Not that he was suspicious of any kind of abuse. He wasn’t. Having heard horror stories about mental hospitals and nursing homes, he’d researched dozens of potential facilities before settling on Marigold Manor. It offered the best in security and care, and smelled more like flowers than antiseptic. Which was a plus if you asked him. To this day the faintest whiff of bleach conjured up images of slumped over bodies too medicated to move, most particularly his mother’s. It had been a nightmare. He’d been twelve at the time. Old enough to know that her treatment was horribly wrong, but not old enough to do anything about it. Powerless.
Awful.
That was no small part of the reason he’d entered the ROTC program. With both sets of grandparents dead before his own birth and no close family, he’d known that he’d need the funds and the security to take care of his mother.
And he had, since he was eighteen years old. Two jobs, sometimes three, during college, then beyond graduation active duty had done the rest.
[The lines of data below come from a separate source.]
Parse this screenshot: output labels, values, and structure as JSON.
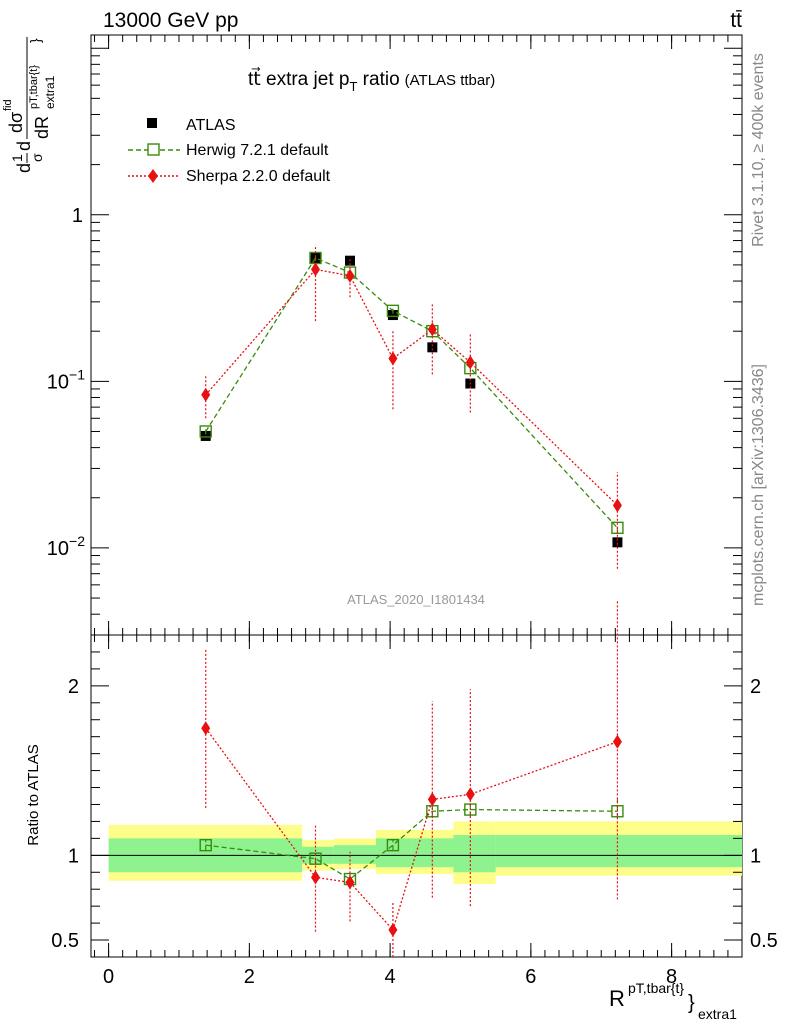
{
  "header": {
    "energy_label": "13000 GeV pp",
    "process_label": "tt̄",
    "side_version": "Rivet 3.1.10, ≥ 400k events",
    "side_source": "mcplots.cern.ch [arXiv:1306.3436]",
    "analysis_id": "ATLAS_2020_I1801434"
  },
  "chart_data": {
    "type": "line",
    "title_main": "tt⃗ extra jet p",
    "title_sub": "T",
    "title_tail": " ratio",
    "title_note": "(ATLAS ttbar)",
    "ylabel_upper": {
      "d1": "d",
      "one": "1",
      "sigma": "σ",
      "d2": "d",
      "dsigma": "dσ",
      "fid": "fid",
      "dR": "dR",
      "sup": "pT,tbar{t}",
      "sub": "extra1",
      "brace": "}"
    },
    "ylabel_lower": "Ratio to ATLAS",
    "xlabel": {
      "base": "R",
      "sup": "pT,tbar{t}",
      "sub": "extra1",
      "brace": "}"
    },
    "xlim": [
      -0.25,
      9.0
    ],
    "ylim_upper": [
      0.003,
      12
    ],
    "ylim_lower": [
      0.4,
      2.3
    ],
    "x_ticks": [
      0,
      2,
      4,
      6,
      8
    ],
    "y_ticks_upper": [
      {
        "value": 1,
        "base": "1",
        "exp": ""
      },
      {
        "value": 0.1,
        "base": "10",
        "exp": "−1"
      },
      {
        "value": 0.01,
        "base": "10",
        "exp": "−2"
      }
    ],
    "y_ticks_lower": [
      {
        "value": 2,
        "label": "2"
      },
      {
        "value": 1,
        "label": "1"
      },
      {
        "value": 0.5,
        "label": "0.5"
      }
    ],
    "bins": [
      {
        "lo": 0.0,
        "hi": 2.75,
        "inner": [
          0.9,
          1.1
        ],
        "outer": [
          0.85,
          1.18
        ]
      },
      {
        "lo": 2.75,
        "hi": 3.2,
        "inner": [
          0.95,
          1.05
        ],
        "outer": [
          0.91,
          1.09
        ]
      },
      {
        "lo": 3.2,
        "hi": 3.8,
        "inner": [
          0.95,
          1.06
        ],
        "outer": [
          0.92,
          1.1
        ]
      },
      {
        "lo": 3.8,
        "hi": 4.3,
        "inner": [
          0.93,
          1.1
        ],
        "outer": [
          0.89,
          1.15
        ]
      },
      {
        "lo": 4.3,
        "hi": 4.9,
        "inner": [
          0.93,
          1.1
        ],
        "outer": [
          0.89,
          1.15
        ]
      },
      {
        "lo": 4.9,
        "hi": 5.5,
        "inner": [
          0.9,
          1.12
        ],
        "outer": [
          0.83,
          1.2
        ]
      },
      {
        "lo": 5.5,
        "hi": 9.0,
        "inner": [
          0.93,
          1.12
        ],
        "outer": [
          0.88,
          1.2
        ]
      }
    ],
    "series": [
      {
        "name": "ATLAS",
        "color": "#000000",
        "marker": "filled-square",
        "dash": "",
        "x": [
          1.38,
          2.94,
          3.43,
          4.04,
          4.6,
          5.14,
          7.23
        ],
        "y": [
          0.047,
          0.55,
          0.53,
          0.25,
          0.16,
          0.097,
          0.0108
        ],
        "err": [
          [
            0.047,
            0.047
          ],
          [
            0.55,
            0.55
          ],
          [
            0.53,
            0.53
          ],
          [
            0.25,
            0.25
          ],
          [
            0.16,
            0.16
          ],
          [
            0.097,
            0.097
          ],
          [
            0.0108,
            0.0108
          ]
        ],
        "ratio": [
          1.0,
          1.0,
          1.0,
          1.0,
          1.0,
          1.0,
          1.0
        ],
        "ratio_err": [
          [
            1.0,
            1.0
          ],
          [
            1.0,
            1.0
          ],
          [
            1.0,
            1.0
          ],
          [
            1.0,
            1.0
          ],
          [
            1.0,
            1.0
          ],
          [
            1.0,
            1.0
          ],
          [
            1.0,
            1.0
          ]
        ]
      },
      {
        "name": "Herwig 7.2.1 default",
        "color": "#3a8a0e",
        "marker": "open-square",
        "dash": "5,3",
        "x": [
          1.38,
          2.94,
          3.43,
          4.04,
          4.6,
          5.14,
          7.23
        ],
        "y": [
          0.05,
          0.55,
          0.45,
          0.265,
          0.2,
          0.12,
          0.0132
        ],
        "err": [
          [
            0.048,
            0.052
          ],
          [
            0.53,
            0.57
          ],
          [
            0.43,
            0.47
          ],
          [
            0.255,
            0.275
          ],
          [
            0.19,
            0.21
          ],
          [
            0.115,
            0.125
          ],
          [
            0.0125,
            0.0139
          ]
        ],
        "ratio": [
          1.06,
          0.98,
          0.86,
          1.06,
          1.26,
          1.27,
          1.26
        ],
        "ratio_err": [
          [
            1.03,
            1.09
          ],
          [
            0.95,
            1.01
          ],
          [
            0.83,
            0.89
          ],
          [
            1.03,
            1.09
          ],
          [
            1.22,
            1.3
          ],
          [
            1.23,
            1.31
          ],
          [
            1.22,
            1.33
          ]
        ]
      },
      {
        "name": "Sherpa 2.2.0 default",
        "color": "#e81010",
        "marker": "diamond",
        "dash": "2,2",
        "x": [
          1.38,
          2.94,
          3.43,
          4.04,
          4.6,
          5.14,
          7.23
        ],
        "y": [
          0.083,
          0.47,
          0.43,
          0.137,
          0.205,
          0.13,
          0.018
        ],
        "err": [
          [
            0.06,
            0.108
          ],
          [
            0.23,
            0.66
          ],
          [
            0.32,
            0.54
          ],
          [
            0.068,
            0.2
          ],
          [
            0.11,
            0.29
          ],
          [
            0.065,
            0.195
          ],
          [
            0.0075,
            0.0285
          ]
        ],
        "ratio": [
          1.75,
          0.87,
          0.84,
          0.56,
          1.33,
          1.36,
          1.67
        ],
        "ratio_err": [
          [
            1.28,
            2.22
          ],
          [
            0.55,
            1.18
          ],
          [
            0.61,
            1.02
          ],
          [
            0.4,
            0.73
          ],
          [
            0.75,
            1.91
          ],
          [
            0.7,
            1.98
          ],
          [
            0.74,
            2.5
          ]
        ]
      }
    ]
  }
}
Duty, Eli thought. Would he ever escape it? And if he could, would he really want to? He released a long breath and slowly entered the town square. Those were questions for another day. A humorless laugh bubbled up his throat.
Or never.
As expected, the little hub of Willow Haven was abuzz with activity. Shoppers strolled along the freshly swept sidewalks, peering into windows as the regular walkers smoothly weaved in and out around them. Lots of flowers he couldn’t name bloomed from overstuffed planters and hanging baskets, and red, white and blue banners hung from various eaves, proclaiming the Micah Holland Memorial Dedication for the coming weekend. Another knot of dread landed in his belly and a pinch of pain constricted his chest as the image of his bloodied friend rose instantly in his mind.
It haunted him, that image.
And the slightest thing could bring it back. The sound of a gunshot, a whiff of Jack Daniel’s, even a laugh similar to his friend’s. It would catch him unaware, yank him unwillingly back into that wretched moment when he knew his friend was gone. At some point he was going to have to tell Gage the truth, Eli thought, wincing from the reminder. The third member of their “three amigos” crew, Gage Harper had been running a covert mission when Micah had died. Knowing that Micah had been struggling, Eli imagined Gage already suspected the truth but, out of respect or fearful of the answer, hadn’t asked.
He’d tell him, of course. At some point. In the near future, in all probability. And, God, how he dreaded it.
He’d become too damned acquainted with dread, Eli thought. In fact, he was so accustomed to it at this point, he was beginning to wonder if he’d know how to function without it, without the disquieting tightening of his gut or the ever-present whisper of uneasiness along his spine.